The usage of randomization within solvers for PDEs themselves has been well established, however the development of such solvers is so far an underexplored area for optimization and control problems where the PDEs act as constraints. We will meet this outstanding challenge through four ambitious work packages: (i) using randomization in eigenvalue iteration for parabolic PDEs, an important class of PDEs which describe diffusion-driven processes in particular; (ii) randomized features within iterative methods for modelling processes with nonlinear phenomena; (iii) randomization within model-order reduction for PDE-constrained optimization, where the computational complexity of the model itself is reduced to make feasible a range of numerical algorithms for the solution; (iv) the use of randomized solvers for problems which have uncertain inputs. The final package will bring together all of the previous work, devising an overarching framework for treating optimization problems with randomness built in. Our new algorithms will be analysed theoretically and validated numerically, on a wide variety of huge-scale problems.

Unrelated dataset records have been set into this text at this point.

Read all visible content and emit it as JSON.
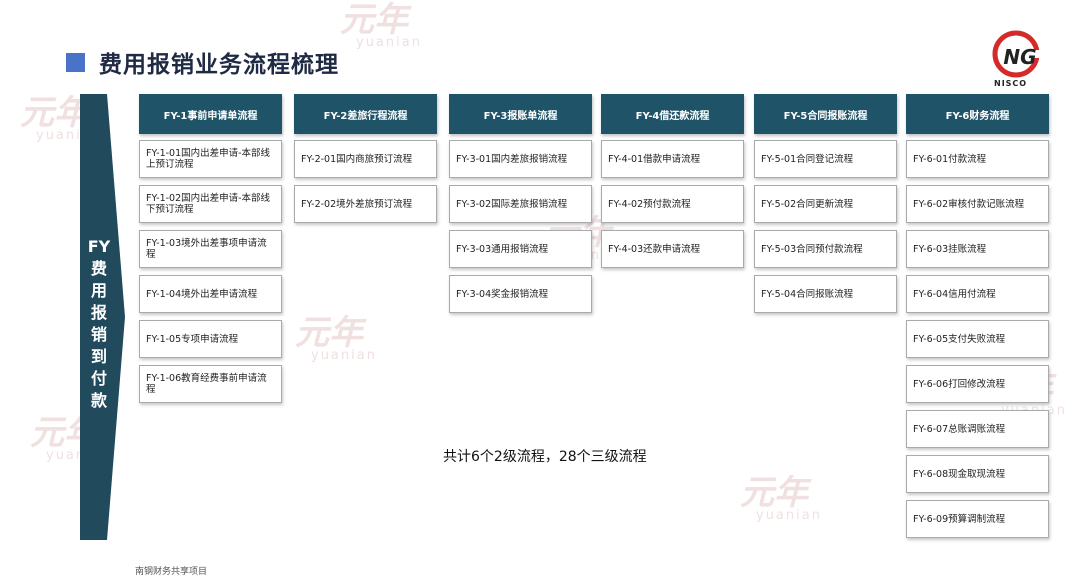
{
  "title": "费用报销业务流程梳理",
  "logo_text": "NISCO",
  "arrow_label": "FY费用报销到付款",
  "watermark": {
    "cn": "元年",
    "en": "yuanian"
  },
  "summary": "共计6个2级流程，28个三级流程",
  "footer": "南钢财务共享项目",
  "columns": [
    {
      "header": "FY-1事前申请单流程",
      "items": [
        "FY-1-01国内出差申请-本部线上预订流程",
        "FY-1-02国内出差申请-本部线下预订流程",
        "FY-1-03境外出差事项申请流程",
        "FY-1-04境外出差申请流程",
        "FY-1-05专项申请流程",
        "FY-1-06教育经费事前申请流程"
      ]
    },
    {
      "header": "FY-2差旅行程流程",
      "items": [
        "FY-2-01国内商旅预订流程",
        "FY-2-02境外差旅预订流程"
      ]
    },
    {
      "header": "FY-3报账单流程",
      "items": [
        "FY-3-01国内差旅报销流程",
        "FY-3-02国际差旅报销流程",
        "FY-3-03通用报销流程",
        "FY-3-04奖金报销流程"
      ]
    },
    {
      "header": "FY-4借还款流程",
      "items": [
        "FY-4-01借款申请流程",
        "FY-4-02预付款流程",
        "FY-4-03还款申请流程"
      ]
    },
    {
      "header": "FY-5合同报账流程",
      "items": [
        "FY-5-01合同登记流程",
        "FY-5-02合同更新流程",
        "FY-5-03合同预付款流程",
        "FY-5-04合同报账流程"
      ]
    },
    {
      "header": "FY-6财务流程",
      "items": [
        "FY-6-01付款流程",
        "FY-6-02审核付款记账流程",
        "FY-6-03挂账流程",
        "FY-6-04信用付流程",
        "FY-6-05支付失败流程",
        "FY-6-06打回修改流程",
        "FY-6-07总账调账流程",
        "FY-6-08现金取现流程",
        "FY-6-09预算调制流程"
      ]
    }
  ]
}
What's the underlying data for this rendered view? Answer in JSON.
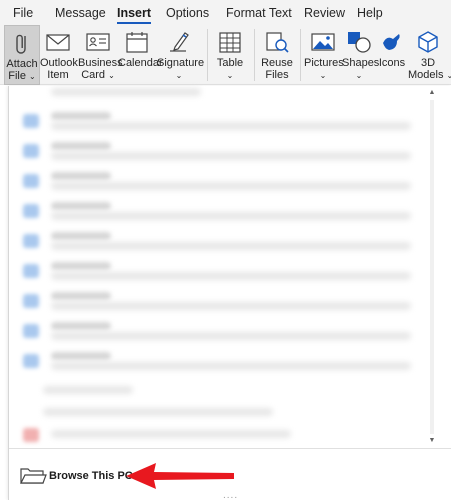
{
  "menu": {
    "tabs": [
      "File",
      "Message",
      "Insert",
      "Options",
      "Format Text",
      "Review",
      "Help"
    ],
    "active_tab": "Insert"
  },
  "ribbon": {
    "attach_file": {
      "line1": "Attach",
      "line2": "File"
    },
    "outlook_item": {
      "line1": "Outlook",
      "line2": "Item"
    },
    "business_card": {
      "line1": "Business",
      "line2": "Card"
    },
    "calendar": {
      "line1": "Calendar"
    },
    "signature": {
      "line1": "Signature"
    },
    "table": {
      "line1": "Table"
    },
    "reuse_files": {
      "line1": "Reuse",
      "line2": "Files"
    },
    "pictures": {
      "line1": "Pictures"
    },
    "shapes": {
      "line1": "Shapes"
    },
    "icons": {
      "line1": "Icons"
    },
    "models_3d": {
      "line1": "3D",
      "line2": "Models"
    }
  },
  "attach_menu": {
    "browse_label": "Browse This PC...",
    "grip": "....",
    "recent_items_blurred": true
  },
  "colors": {
    "accent": "#185abd",
    "ribbon_bg": "#f3f3f3",
    "arrow": "#e8181f",
    "file_icon": "#a9c8ee"
  },
  "icons": {
    "attach": "paperclip-icon",
    "outlook_item": "envelope-icon",
    "business_card": "contact-card-icon",
    "calendar": "calendar-icon",
    "signature": "signature-pen-icon",
    "table": "table-grid-icon",
    "reuse": "reuse-files-icon",
    "pictures": "picture-icon",
    "shapes": "shapes-icon",
    "icons": "icons-bird-icon",
    "models": "cube-icon",
    "browse": "folder-icon"
  }
}
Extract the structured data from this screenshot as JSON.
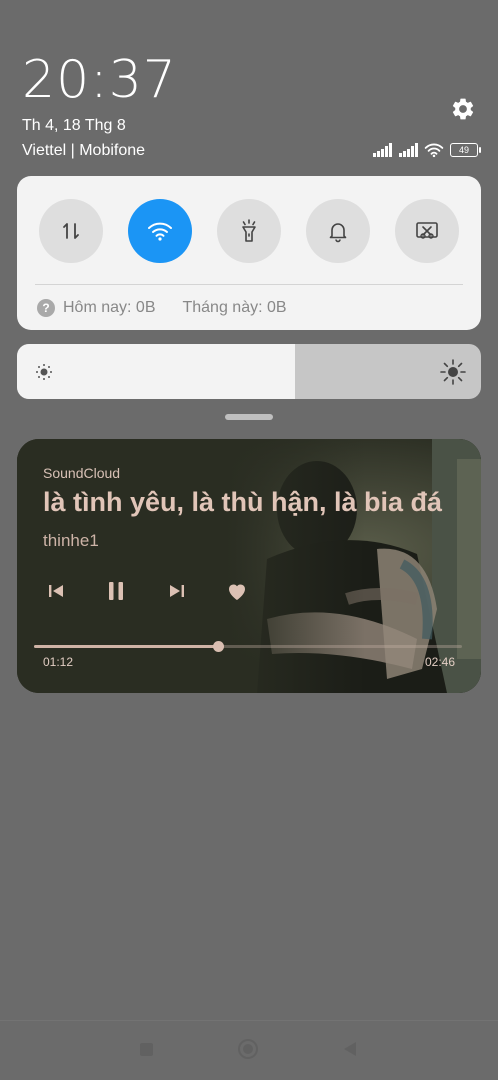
{
  "status": {
    "time": "20:37",
    "date": "Th 4, 18 Thg 8",
    "carrier": "Viettel | Mobifone",
    "battery": "49"
  },
  "quick_settings": {
    "tiles": [
      {
        "icon": "mobile-data-icon",
        "active": false
      },
      {
        "icon": "wifi-icon",
        "active": true
      },
      {
        "icon": "flashlight-icon",
        "active": false
      },
      {
        "icon": "bell-icon",
        "active": false
      },
      {
        "icon": "screenshot-icon",
        "active": false
      }
    ],
    "usage_today": "Hôm nay: 0B",
    "usage_month": "Tháng này: 0B"
  },
  "brightness": {
    "level": 0.6
  },
  "media": {
    "source": "SoundCloud",
    "title": "là tình yêu, là thù hận, là bia đá",
    "artist": "thinhe1",
    "elapsed": "01:12",
    "total": "02:46",
    "progress": 0.43
  },
  "colors": {
    "accent": "#1b95f5",
    "panel": "#f3f3f3",
    "scrim": "#6b6b6b",
    "media_text": "#e1c5b8"
  }
}
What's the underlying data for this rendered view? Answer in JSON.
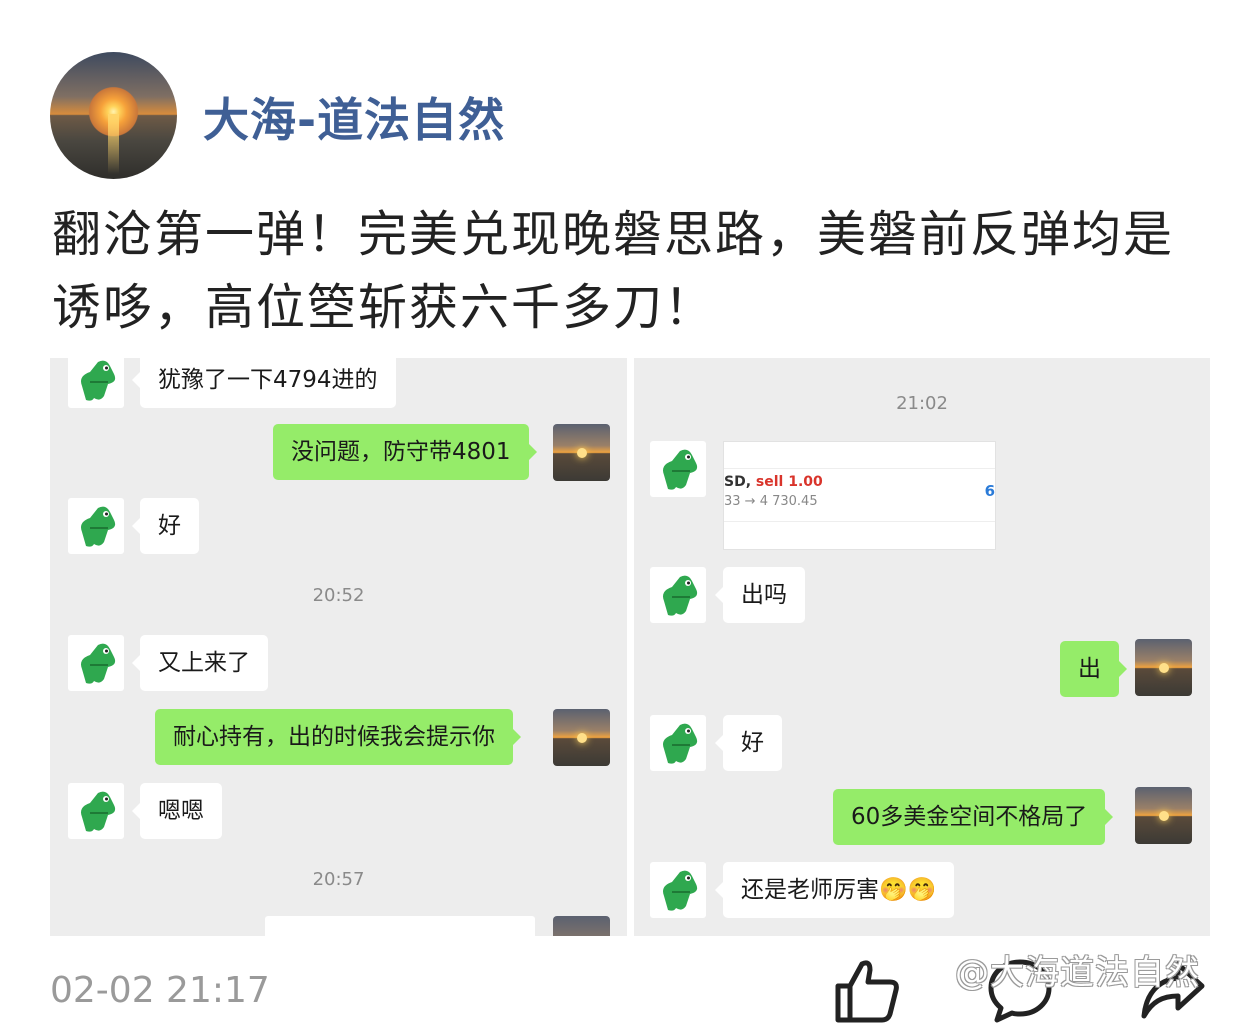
{
  "post": {
    "author": "大海-道法自然",
    "text": "翻沧第一弹！完美兑现晚磐思路，美磐前反弹均是诱哆，高位箜斩获六千多刀！",
    "timestamp": "02-02 21:17",
    "watermark": "@大海道法自然"
  },
  "left_chat": {
    "msg1": "犹豫了一下4794进的",
    "msg2": "没问题，防守带4801",
    "msg3": "好",
    "time1": "20:52",
    "msg4": "又上来了",
    "msg5": "耐心持有，出的时候我会提示你",
    "msg6": "嗯嗯",
    "time2": "20:57"
  },
  "right_chat": {
    "time1": "21:02",
    "card_line1_prefix": "SD,",
    "card_sell": "sell 1.00",
    "card_line2": "33 → 4 730.45",
    "card_num": "6",
    "msg1": "出吗",
    "msg2": "出",
    "msg3": "好",
    "msg4": "60多美金空间不格局了",
    "msg5": "还是老师厉害🤭🤭"
  },
  "icons": {
    "avatar": "sunset-avatar",
    "like": "thumbs-up-icon",
    "comment": "comment-icon",
    "share": "share-icon",
    "contact": "crocodile-avatar"
  },
  "colors": {
    "username": "#3f5f95",
    "bubble_green": "#95ec69",
    "chat_bg": "#ededed"
  }
}
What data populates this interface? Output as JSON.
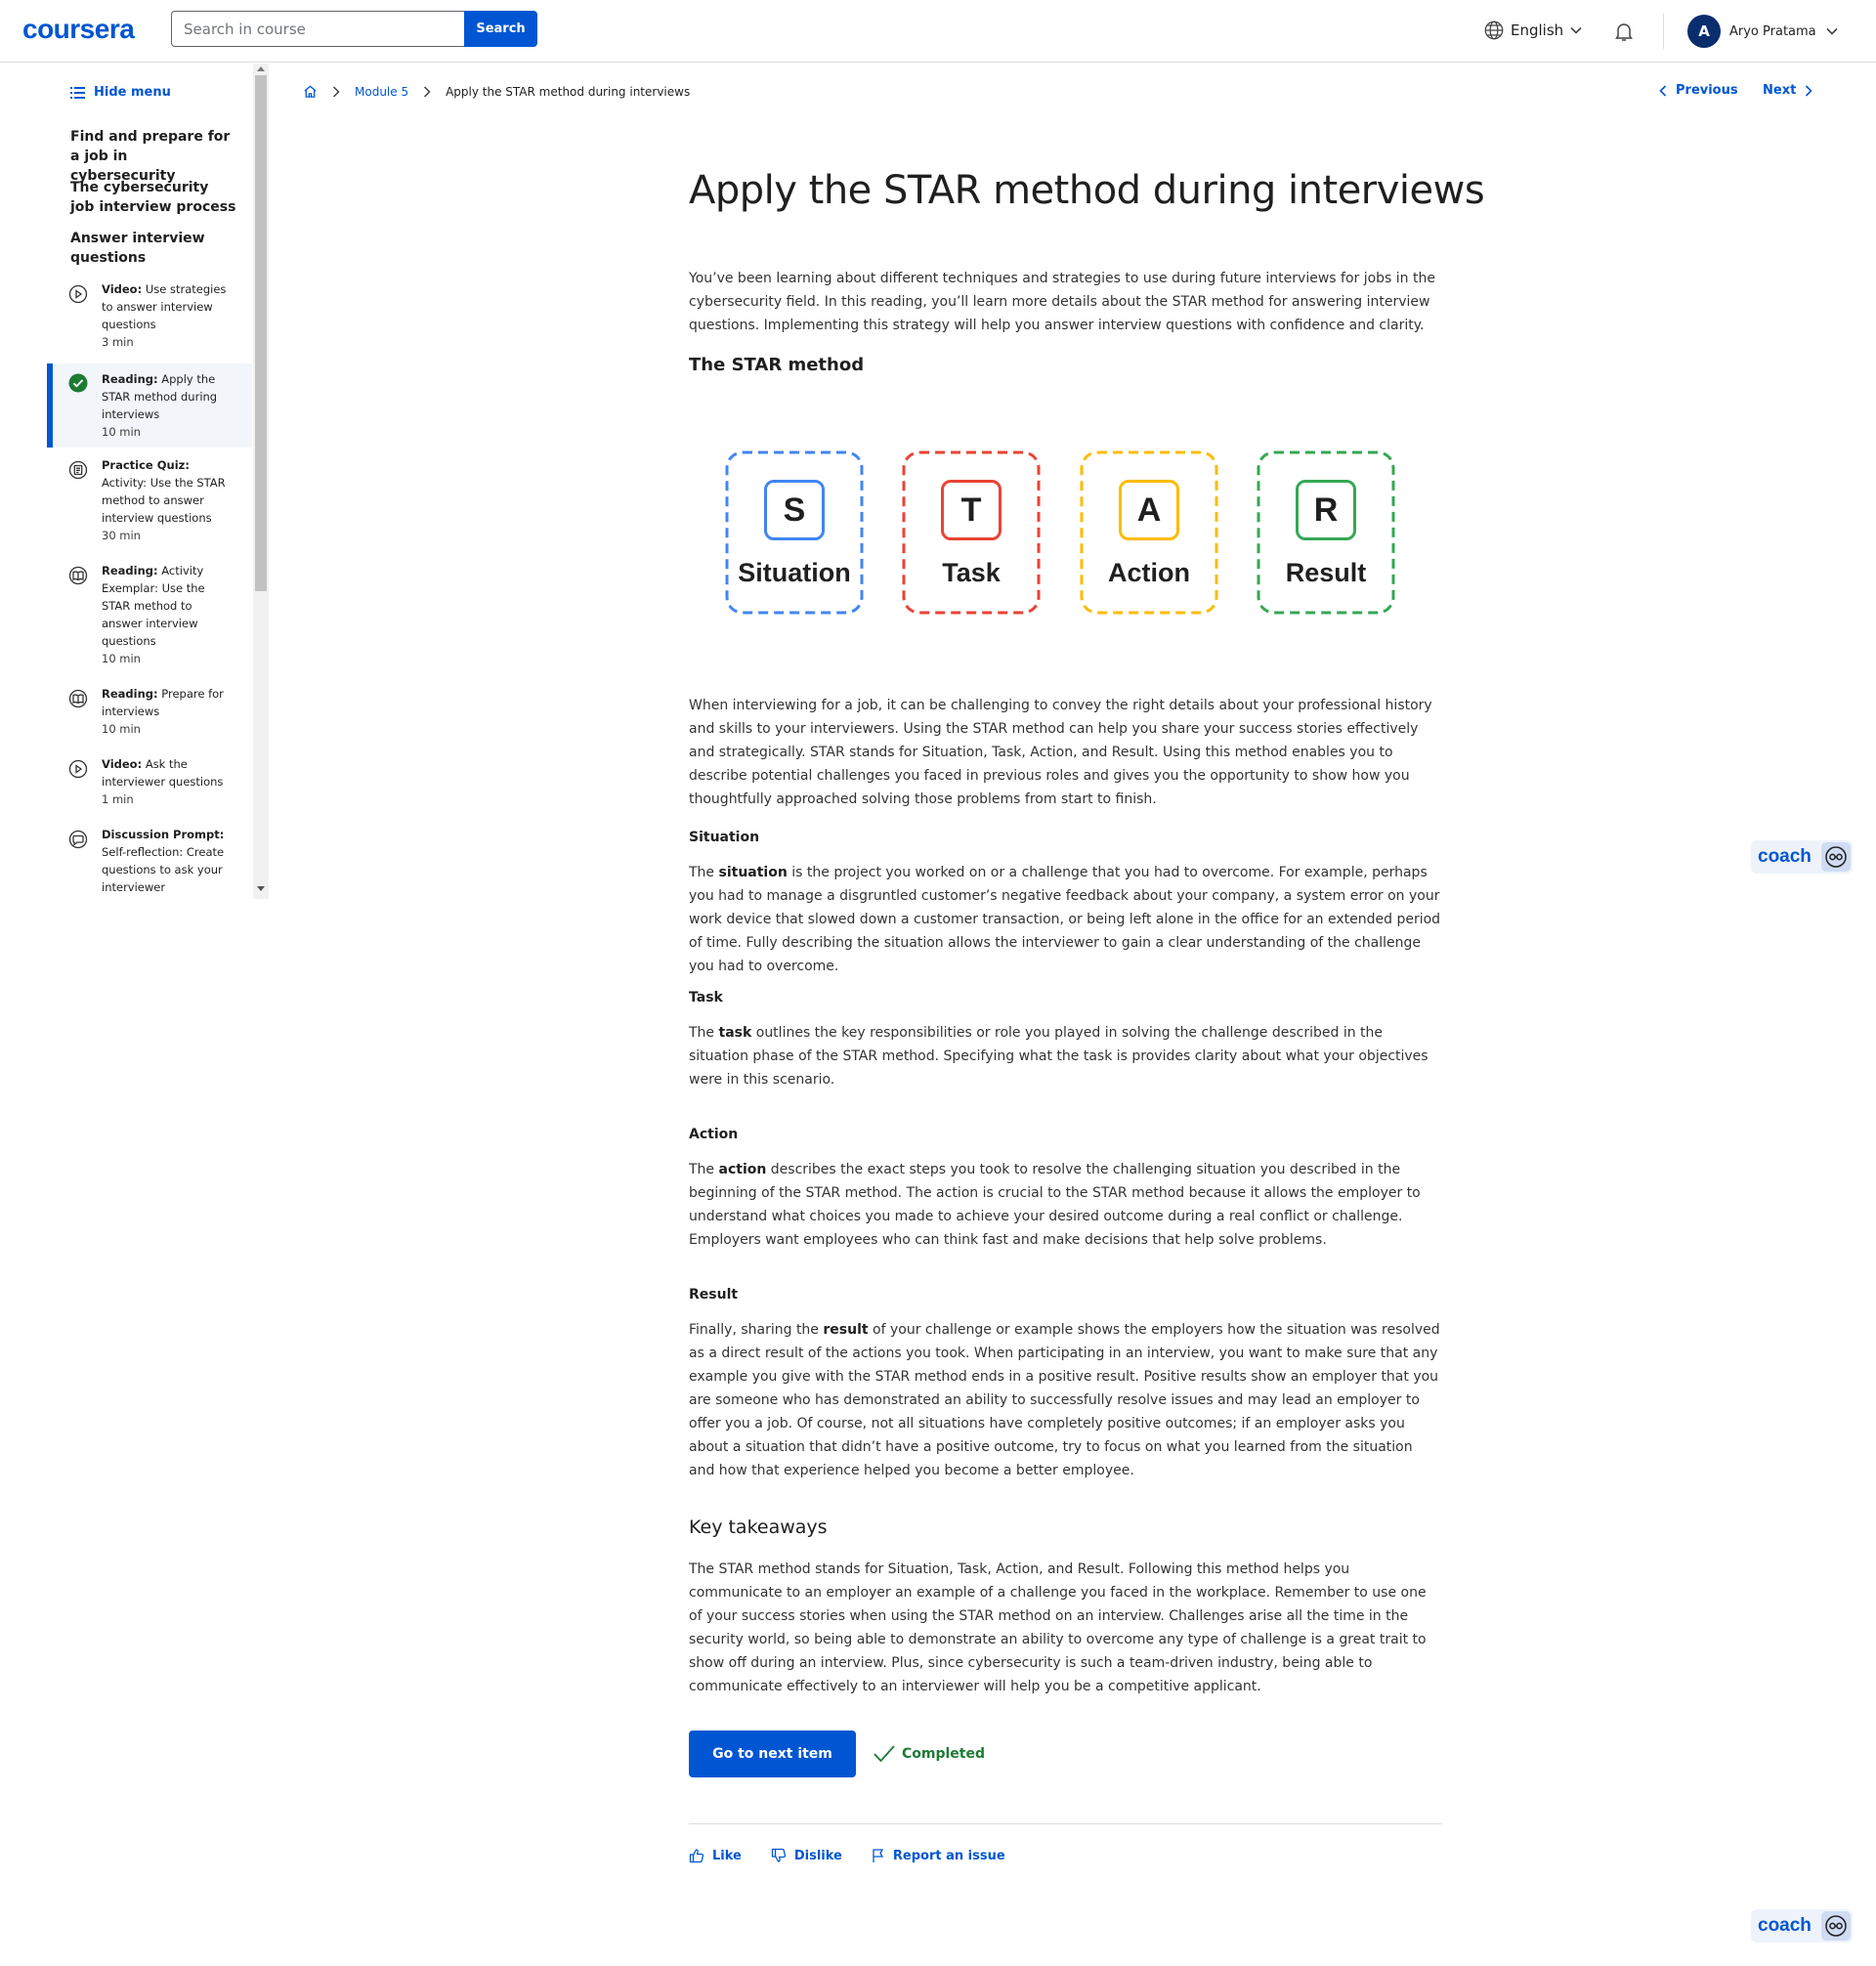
{
  "header": {
    "logo": "coursera",
    "search_placeholder": "Search in course",
    "search_button": "Search",
    "language": "English",
    "user_initial": "A",
    "user_name": "Aryo Pratama"
  },
  "sidebar": {
    "hide_menu": "Hide menu",
    "sections": [
      "Find and prepare for a job in cybersecurity",
      "The cybersecurity job interview process",
      "Answer interview questions"
    ],
    "items": [
      {
        "type": "Video:",
        "title": "Use strategies to answer interview questions",
        "duration": "3 min",
        "icon": "play-icon"
      },
      {
        "type": "Reading:",
        "title": "Apply the STAR method during interviews",
        "duration": "10 min",
        "icon": "completed-check-icon"
      },
      {
        "type": "Practice Quiz:",
        "title": "Activity: Use the STAR method to answer interview questions",
        "duration": "30 min",
        "icon": "quiz-icon"
      },
      {
        "type": "Reading:",
        "title": "Activity Exemplar: Use the STAR method to answer interview questions",
        "duration": "10 min",
        "icon": "reading-icon"
      },
      {
        "type": "Reading:",
        "title": "Prepare for interviews",
        "duration": "10 min",
        "icon": "reading-icon"
      },
      {
        "type": "Video:",
        "title": "Ask the interviewer questions",
        "duration": "1 min",
        "icon": "play-icon"
      },
      {
        "type": "Discussion Prompt:",
        "title": "Self-reflection: Create questions to ask your interviewer",
        "duration": "",
        "icon": "discussion-icon"
      }
    ]
  },
  "breadcrumb": {
    "module": "Module 5",
    "current": "Apply the STAR method during interviews"
  },
  "nav": {
    "previous": "Previous",
    "next": "Next"
  },
  "content": {
    "title": "Apply the STAR method during interviews",
    "intro": "You’ve been learning about different techniques and strategies to use during future interviews for jobs in the cybersecurity field. In this reading, you’ll learn more details about the STAR method for answering interview questions. Implementing this strategy will help you answer interview questions with confidence and clarity.",
    "star_heading": "The STAR method",
    "star_cards": [
      {
        "letter": "S",
        "word": "Situation",
        "color": "#4285f4"
      },
      {
        "letter": "T",
        "word": "Task",
        "color": "#ea4335"
      },
      {
        "letter": "A",
        "word": "Action",
        "color": "#fbbc04"
      },
      {
        "letter": "R",
        "word": "Result",
        "color": "#34a853"
      }
    ],
    "overview": "When interviewing for a job, it can be challenging to convey the right details about your professional history and skills to your interviewers. Using the STAR method can help you share your success stories effectively and strategically. STAR stands for Situation, Task, Action, and Result. Using this method enables you to describe potential challenges you faced in previous roles and gives you the opportunity to show how you thoughtfully approached solving those problems from start to finish.",
    "situation_heading": "Situation",
    "situation_pre": "The ",
    "situation_bold": "situation",
    "situation_post": " is the project you worked on or a challenge that you had to overcome. For example, perhaps you had to manage a disgruntled customer’s negative feedback about your company,  a system error on your work device that slowed down a customer transaction, or being left alone in the office for an extended period of time. Fully describing the situation allows the interviewer to gain a clear understanding of the challenge you had to overcome.",
    "task_heading": "Task",
    "task_pre": "The ",
    "task_bold": "task",
    "task_post": " outlines the key responsibilities or role you played in solving the challenge described in the situation phase of the STAR method. Specifying what the task is provides clarity about what your objectives were in this scenario.",
    "action_heading": "Action",
    "action_pre": "The ",
    "action_bold": "action",
    "action_post": " describes the exact steps you took to resolve the challenging situation you described in the beginning of the STAR method. The action is crucial to the STAR method because it allows the employer to understand what choices you made to achieve your desired outcome during a real conflict or challenge. Employers want employees who can think fast and make decisions that help solve problems.",
    "result_heading": "Result",
    "result_pre": "Finally, sharing the ",
    "result_bold": "result",
    "result_post": " of your challenge or example shows the employers how the situation was resolved as a direct result of the actions you took. When participating in an interview, you want to make sure that any example you give with the STAR method ends in a positive result. Positive results show an employer that you are someone who has demonstrated an ability to successfully resolve issues and may lead an employer to offer you a job. Of course, not all situations have completely positive outcomes; if an employer asks you about a situation that didn’t have a positive outcome, try to focus on what you learned from the situation and how that experience helped you become a better employee.",
    "takeaways_heading": "Key takeaways",
    "takeaways": "The STAR method stands for Situation, Task, Action, and Result. Following this method helps you communicate to an employer an example of a challenge you faced in the workplace. Remember to use one of your success stories when using the STAR method on an interview. Challenges arise all the time in the security world, so being able to demonstrate an ability to overcome any type of challenge is a great trait to show off during an interview. Plus, since cybersecurity is such a team-driven industry, being able to communicate effectively to an interviewer will help you be a competitive applicant."
  },
  "actions": {
    "next_item": "Go to next item",
    "completed": "Completed",
    "like": "Like",
    "dislike": "Dislike",
    "report": "Report an issue"
  },
  "coach": {
    "label": "coach"
  }
}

Interaction with industry and across academic disciplines is a key outcome. Industry impact will be generated in collaboration with project partners FESTO and Arup, with whom we will apply our methodology to optimization and control problems that have a key link to national economic challenges. We will release code libraries, and organise a workshop with academic and industrial invitees, to further enhance the scientific and commercial impact of these new developments.